Auf der Fortbildung Rhetorik und Auftritt haben die Teilnehmenden kurze Geschichten geschrieben. Das Motto war "als ich einmal Gott traf". Einige dieser Geschichten durfte ich einsammeln und veröffentlichen:
Als ich einmal Gott traf …
Könntet ihr diesen Satz fortsetzen? Ich könnte es nicht. Was heißt überhaupt „Gott treffen“? Muss ich mir das so vorstellen, dass ich gerade auf dem Heimweg bin und im Auto plötzlich Gott neben mir sitzt? Im Sinne von „Gott ist mein Kompass“ bzw. in der heutigen Zeit „mein Navi“? Oder treffe ich ihn in der Natur, wohlmöglich in der Gestalt eines Busches. Ob brennend oder nicht ist hierbei erstmal egal. Vielleicht sehe ich im Urlaub am Strand auf einmal eine zweite Fußspur im Sand. Würde ein anderer diese Fußspur auch sehen? Wie gesagt, ich weiß es nicht.

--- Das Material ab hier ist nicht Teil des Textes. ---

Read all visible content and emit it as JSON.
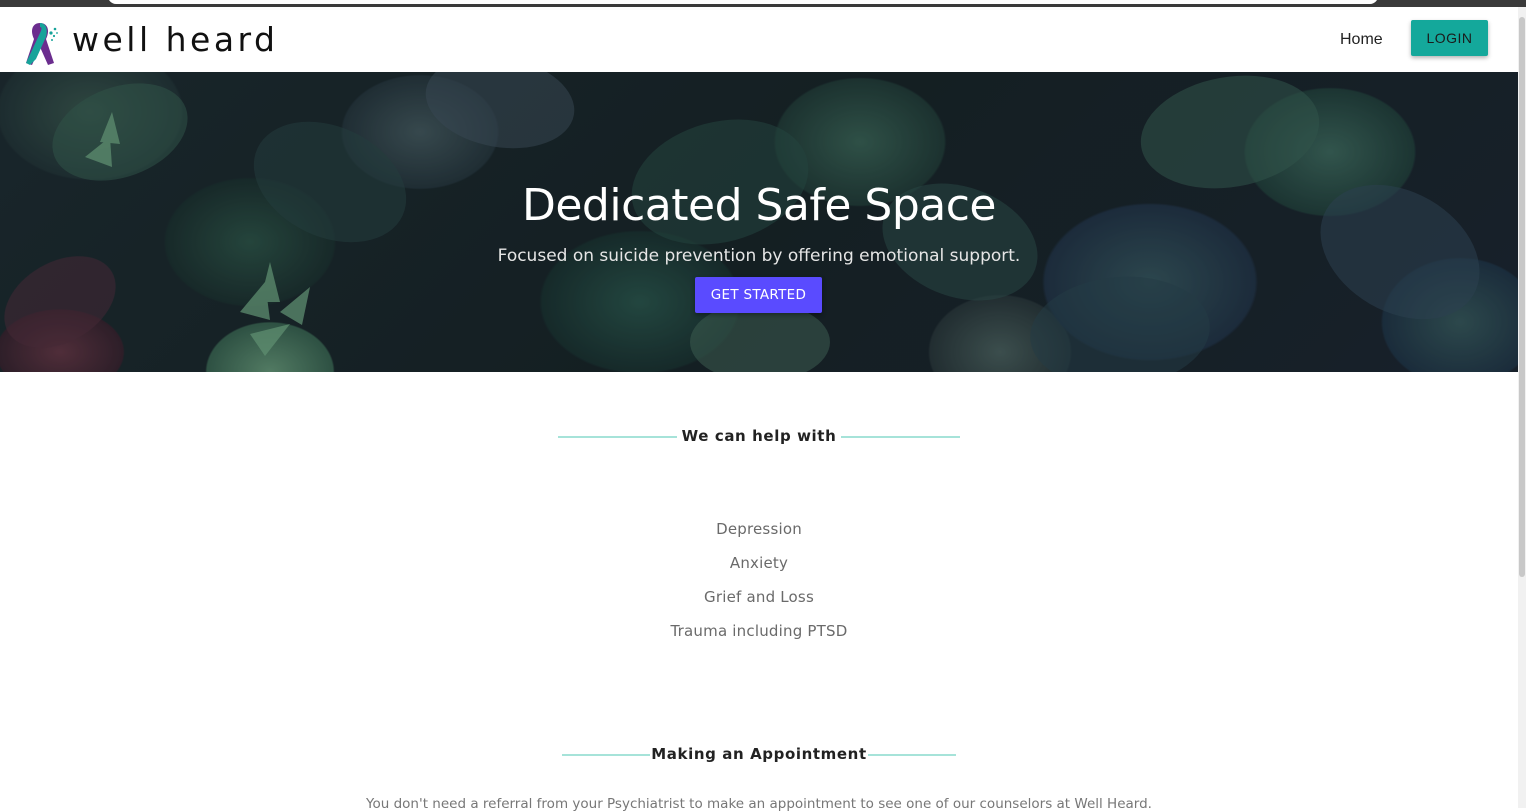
{
  "brand": {
    "name": "well heard",
    "logo_icon": "ribbon-icon",
    "colors": {
      "teal": "#14a89b",
      "purple": "#6b2d8e"
    }
  },
  "nav": {
    "home_label": "Home",
    "login_label": "LOGIN"
  },
  "hero": {
    "title": "Dedicated Safe Space",
    "subtitle": "Focused on suicide prevention by offering emotional support.",
    "cta_label": "GET STARTED",
    "cta_color": "#5a4bff"
  },
  "help_section": {
    "heading": "We can help with",
    "items": [
      "Depression",
      "Anxiety",
      "Grief and Loss",
      "Trauma including PTSD"
    ]
  },
  "appointment_section": {
    "heading": "Making an Appointment",
    "text": "You don't need a referral from your Psychiatrist to make an appointment to see one of our counselors at Well Heard."
  },
  "accent_line_color": "#a6e3d9"
}
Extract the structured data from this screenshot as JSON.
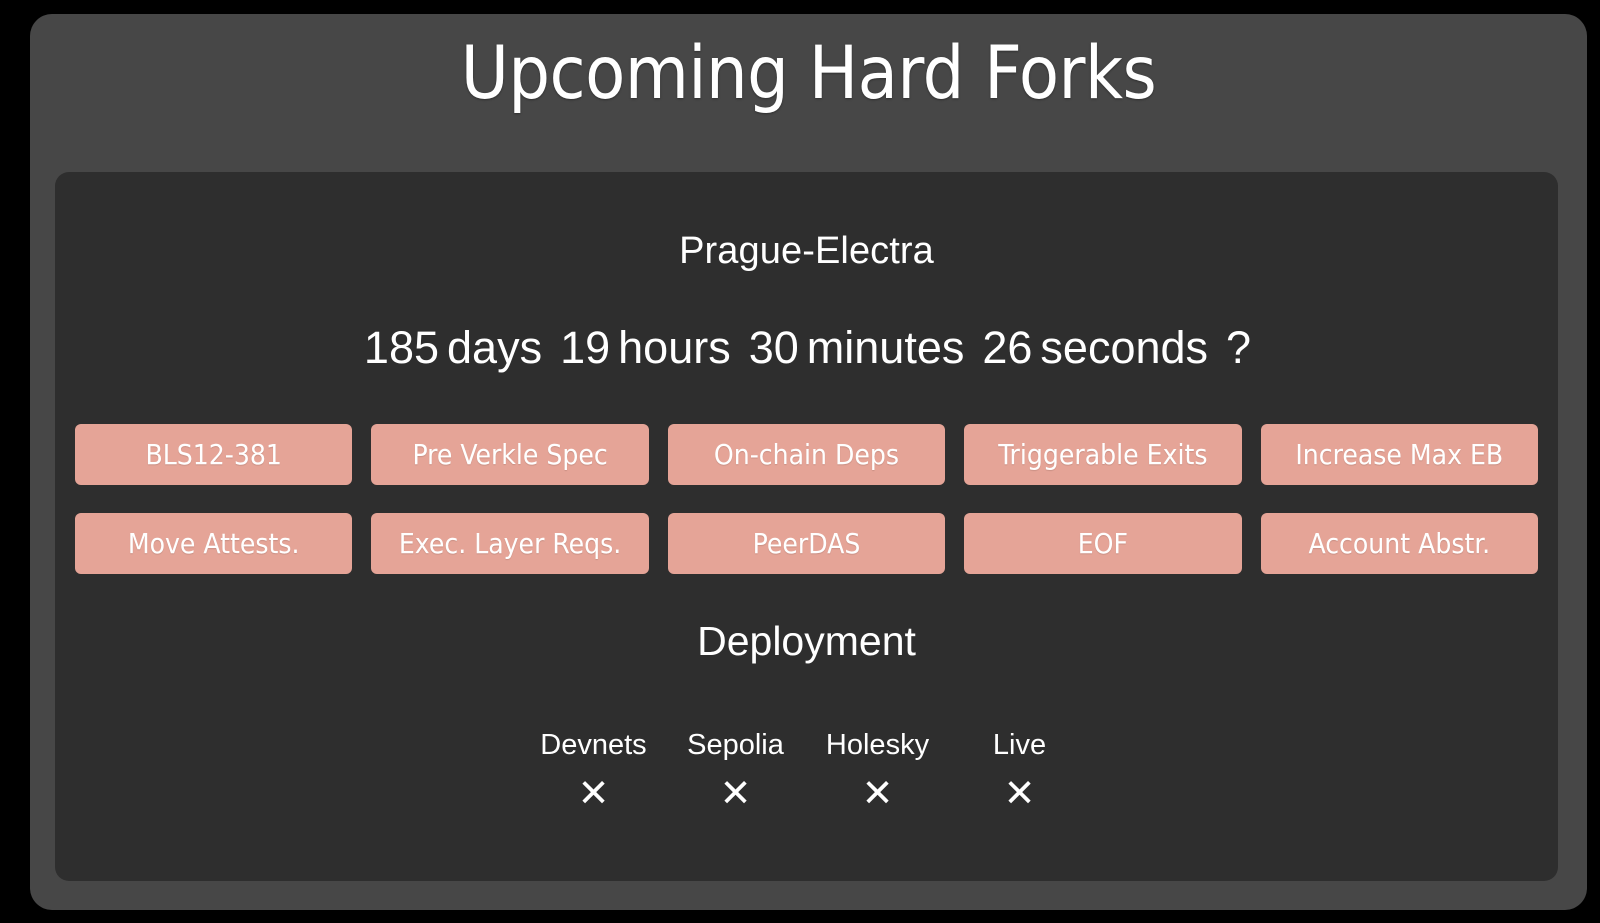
{
  "header": {
    "title": "Upcoming Hard Forks"
  },
  "fork": {
    "name": "Prague-Electra",
    "countdown": {
      "days_value": "185",
      "days_label": "days",
      "hours_value": "19",
      "hours_label": "hours",
      "minutes_value": "30",
      "minutes_label": "minutes",
      "seconds_value": "26",
      "seconds_label": "seconds",
      "suffix": "?"
    },
    "eips": [
      {
        "label": "BLS12-381"
      },
      {
        "label": "Pre Verkle Spec"
      },
      {
        "label": "On-chain Deps"
      },
      {
        "label": "Triggerable Exits"
      },
      {
        "label": "Increase Max EB"
      },
      {
        "label": "Move Attests."
      },
      {
        "label": "Exec. Layer Reqs."
      },
      {
        "label": "PeerDAS"
      },
      {
        "label": "EOF"
      },
      {
        "label": "Account Abstr."
      }
    ],
    "deployment": {
      "title": "Deployment",
      "columns": [
        {
          "label": "Devnets",
          "status": "✕"
        },
        {
          "label": "Sepolia",
          "status": "✕"
        },
        {
          "label": "Holesky",
          "status": "✕"
        },
        {
          "label": "Live",
          "status": "✕"
        }
      ]
    }
  },
  "colors": {
    "stage_background": "#000000",
    "outer_panel": "#474747",
    "card_background": "#2e2e2e",
    "pill_background": "#e5a497",
    "text_primary": "#ffffff"
  }
}
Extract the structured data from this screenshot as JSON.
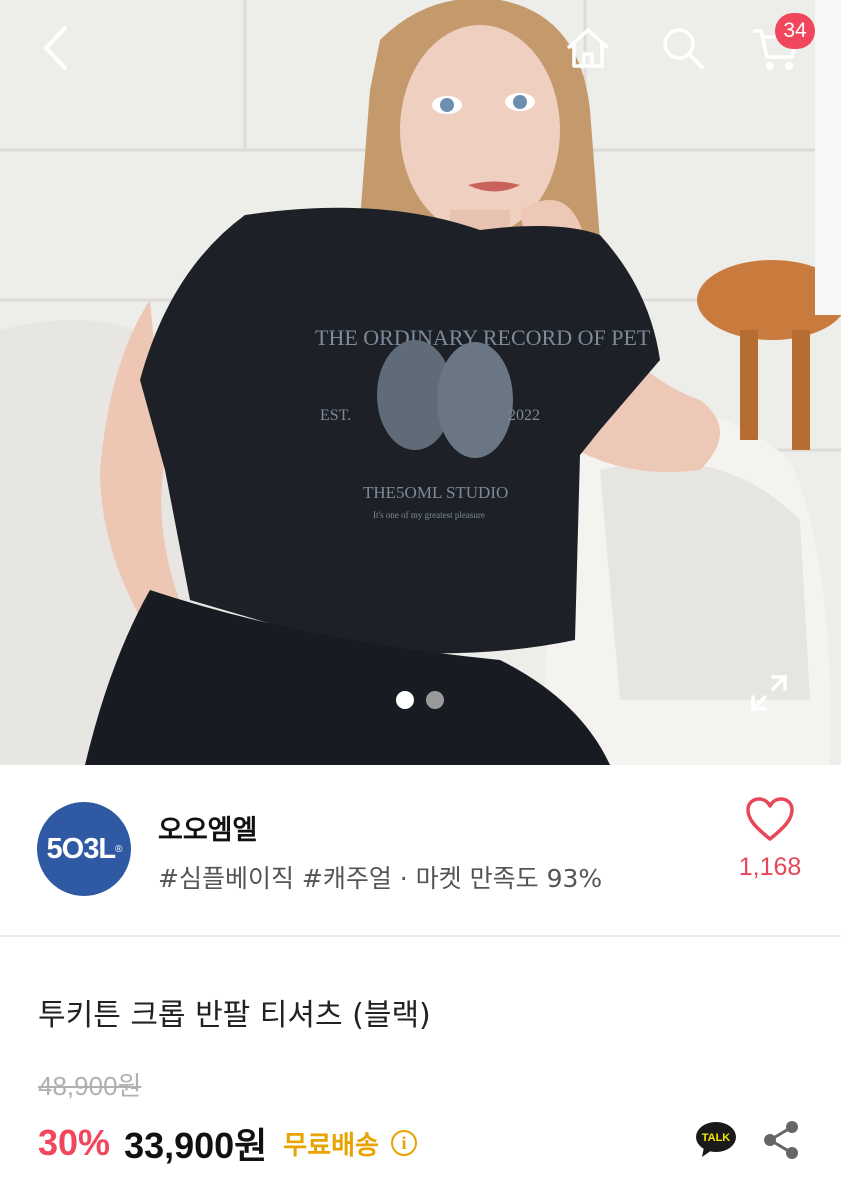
{
  "topbar": {
    "cart_count": "34"
  },
  "icons": {
    "back": "back-arrow-icon",
    "home": "home-icon",
    "search": "search-icon",
    "cart": "cart-icon",
    "expand": "expand-icon",
    "heart": "heart-icon",
    "talk": "kakaotalk-icon",
    "share": "share-icon",
    "info": "info-icon"
  },
  "hero": {
    "carousel_total": 2,
    "carousel_active": 1,
    "tshirt_print": {
      "line1": "THE ORDINARY RECORD OF PET",
      "est": "EST.",
      "year": "2022",
      "studio": "THE5OML STUDIO",
      "tagline": "It's one of my greatest pleasure"
    }
  },
  "shop": {
    "logo_text": "5O3L",
    "logo_mark": "®",
    "name": "오오엠엘",
    "tags": "#심플베이직 #캐주얼 · 마켓 만족도 93%",
    "like_count": "1,168"
  },
  "product": {
    "title": "투키튼 크롭 반팔 티셔츠 (블랙)",
    "original_price": "48,900원",
    "discount": "30%",
    "price": "33,900원",
    "shipping": "무료배송",
    "info_symbol": "i",
    "talk_label": "TALK"
  },
  "colors": {
    "accent": "#f0475d",
    "shipping": "#e8a300",
    "logo_bg": "#2f5aa3"
  }
}
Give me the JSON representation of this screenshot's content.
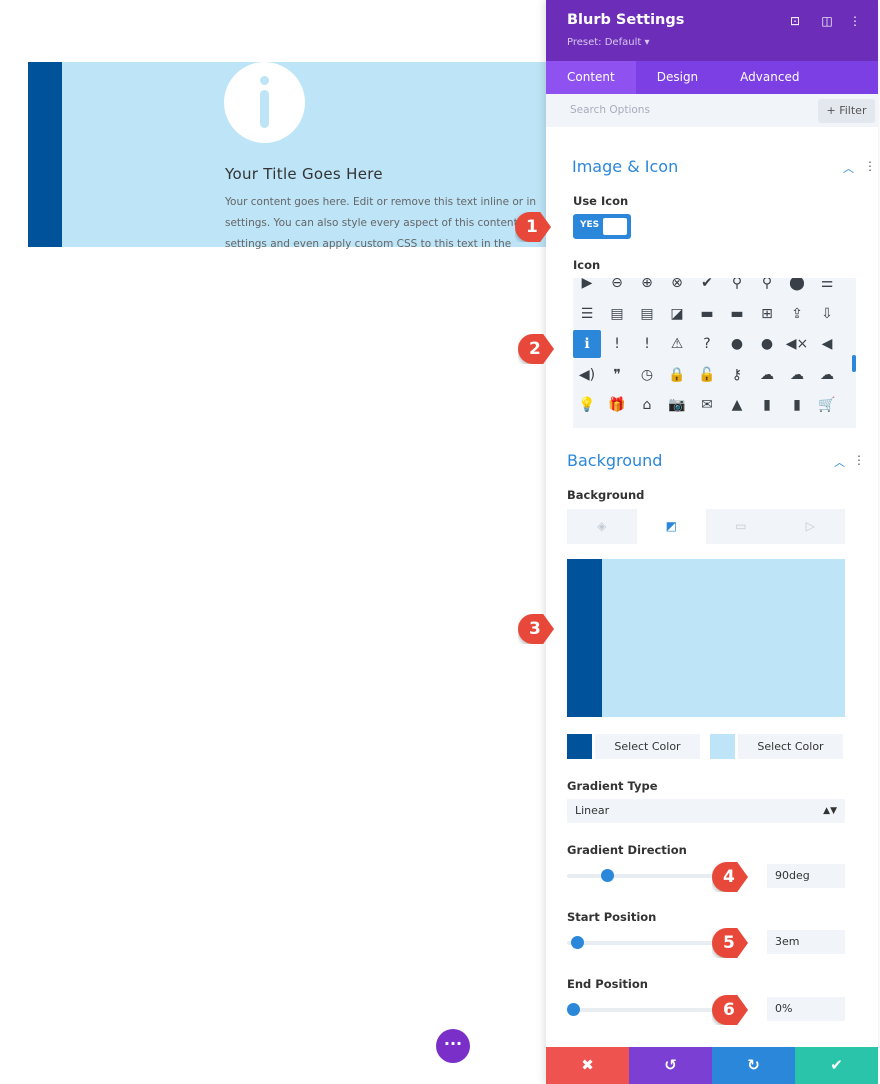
{
  "preview": {
    "title": "Your Title Goes Here",
    "lines": [
      "Your content goes here. Edit or remove this text inline or in",
      "settings. You can also style every aspect of this content",
      "settings and even apply custom CSS to this text in the"
    ],
    "icon": "info-icon"
  },
  "panel": {
    "title": "Blurb Settings",
    "preset": "Preset: Default ▾",
    "header_icons": [
      "focus-icon",
      "split-view-icon",
      "more-icon"
    ],
    "tabs": [
      {
        "label": "Content",
        "active": true
      },
      {
        "label": "Design"
      },
      {
        "label": "Advanced"
      }
    ],
    "search_placeholder": "Search Options",
    "filter_label": "+ Filter",
    "image_icon": {
      "title": "Image & Icon",
      "use_icon_label": "Use Icon",
      "toggle": "YES",
      "icon_label": "Icon",
      "icons": [
        "▶",
        "⊖",
        "⊕",
        "⊗",
        "✔",
        "⚲",
        "⚲",
        "⬤",
        "☰",
        "☰",
        "▤",
        "▤",
        "◪",
        "▬",
        "▬",
        "⊞",
        "⇪",
        "⇩",
        "ℹ",
        "!",
        "!",
        "⚠",
        "?",
        "●",
        "●",
        "◀×",
        "◀",
        "◀)",
        "❞",
        "◷",
        "🔒",
        "🔓",
        "⚷",
        "☁",
        "☁",
        "☁",
        "💡",
        "🎁",
        "⌂",
        "📷",
        "✉",
        "▲",
        "▮",
        "▮",
        "🛒"
      ],
      "selected_index": 18
    },
    "background": {
      "title": "Background",
      "label": "Background",
      "tabs": [
        "color-icon",
        "gradient-icon",
        "image-icon",
        "video-icon"
      ],
      "active_tab": 1,
      "color1": "#00529b",
      "color2": "#bde4f7",
      "select_color": "Select Color",
      "gradient_type_label": "Gradient Type",
      "gradient_type": "Linear",
      "direction_label": "Gradient Direction",
      "direction": "90deg",
      "direction_fraction": 0.25,
      "start_label": "Start Position",
      "start": "3em",
      "start_fraction": 0.03,
      "end_label": "End Position",
      "end": "0%",
      "end_fraction": 0
    }
  },
  "footer": {
    "cancel": "✖",
    "undo": "↺",
    "redo": "↻",
    "save": "✔"
  },
  "markers": [
    "1",
    "2",
    "3",
    "4",
    "5",
    "6"
  ],
  "colors": {
    "header": "#6c2eb9",
    "tabs": "#7b3fe4",
    "accent": "#2b87da",
    "cancel": "#ef5350",
    "undo": "#7b3fd4",
    "redo": "#2b87da",
    "save": "#29c4a9"
  }
}
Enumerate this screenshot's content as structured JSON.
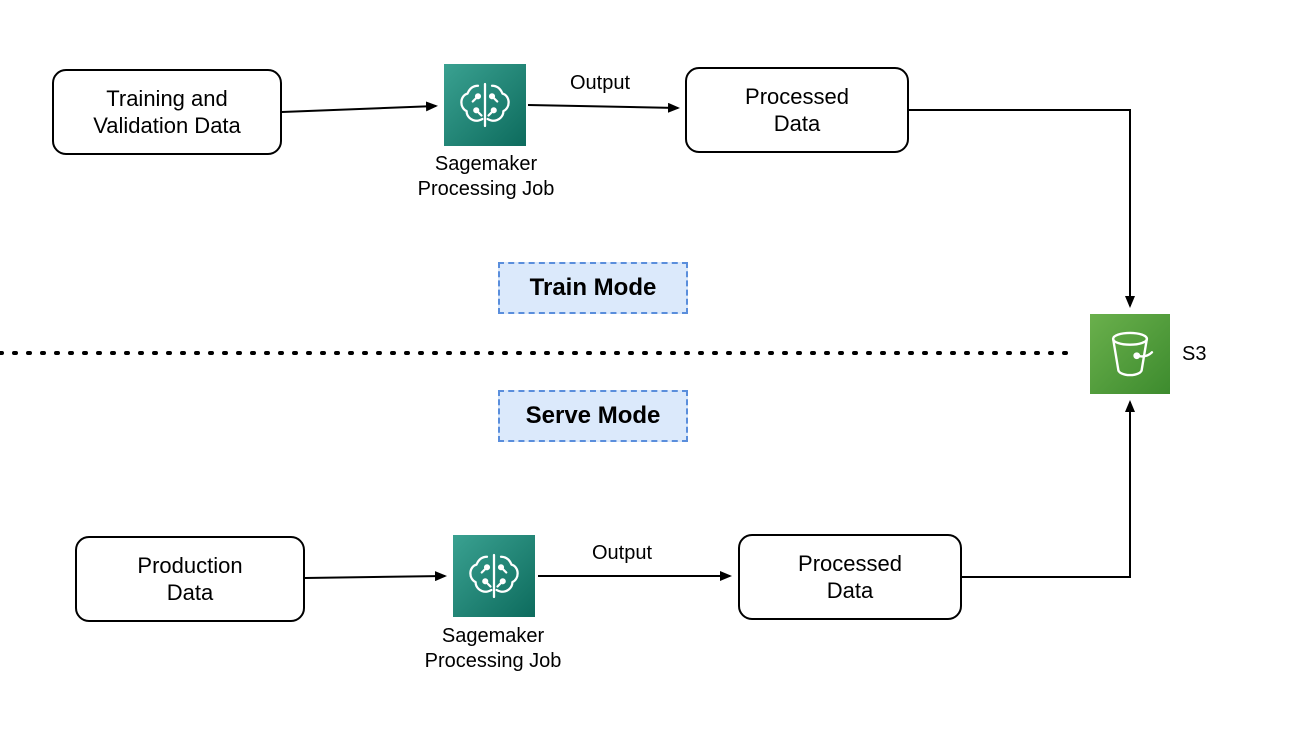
{
  "train": {
    "input_box": "Training and\nValidation Data",
    "processing_caption": "Sagemaker\nProcessing Job",
    "output_label": "Output",
    "processed_box": "Processed\nData",
    "mode_label": "Train Mode"
  },
  "serve": {
    "input_box": "Production\nData",
    "processing_caption": "Sagemaker\nProcessing Job",
    "output_label": "Output",
    "processed_box": "Processed\nData",
    "mode_label": "Serve Mode"
  },
  "storage": {
    "s3_label": "S3"
  },
  "icons": {
    "sagemaker": "sagemaker-icon",
    "s3_bucket": "s3-bucket-icon"
  }
}
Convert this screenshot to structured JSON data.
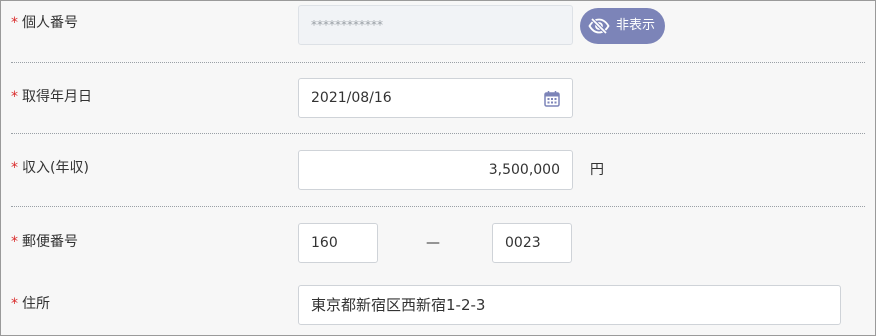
{
  "form": {
    "my_number": {
      "required_mark": "*",
      "label": "個人番号",
      "value": "************",
      "toggle_label": "非表示",
      "toggle_icon": "eye-slash-icon"
    },
    "acquired_date": {
      "required_mark": "*",
      "label": "取得年月日",
      "value": "2021/08/16",
      "icon": "calendar-icon"
    },
    "income": {
      "required_mark": "*",
      "label": "収入(年収)",
      "value": "3,500,000",
      "unit": "円"
    },
    "postal_code": {
      "required_mark": "*",
      "label": "郵便番号",
      "part1": "160",
      "separator": "—",
      "part2": "0023"
    },
    "address": {
      "required_mark": "*",
      "label": "住所",
      "value": "東京都新宿区西新宿1-2-3"
    }
  },
  "colors": {
    "required": "#d92b2b",
    "toggle_bg": "#7c84b8",
    "divider": "#9aa0a6"
  }
}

Als ich einmal Gott traf … Dieser Satz hat mich ganz schön zum Nachdenken gebracht. Wenn ich Gott treffen sollte, oder es bereits passiert ist, woher weiß ich, dass ich ihn getroffen habe? Durch was signalisiert mir Gott, dass er bei mir ist?
Als ich einmal Gott traf, habe ich es nicht gemerkt. Dies wäre eine mögliche Fortführung des Satzes. Er hinterlässt aber Ungewissheit, er ruft Zweifel hervor. Wenn ich es nicht gemerkt habe, hat Gott dann überhaupt etwas gemacht?
Als ich einmal Gott traf … Ich glaube, der Satz kann gar nicht fortgeführt werden. Er beruht nämlich auf einer Grundannahme, die schon nicht zu Gott passt. Das Wort „Treffen“ impliziert, dass die andere Person vorher nicht bei einem war. So denkt Gott aber nicht. So verhält Gott sich nicht. So ist Gott nicht. Er ist immer bei einem, egal an welchem Ort, egal zu welcher Zeit, egal in welcher Lebenslage. Deshalb muss Gott auch nicht signalisieren, dass er bei uns ist. Denn er ist immer da. Alles, was passiert, geschieht mit Gott. Er ist immer unter uns. Amen.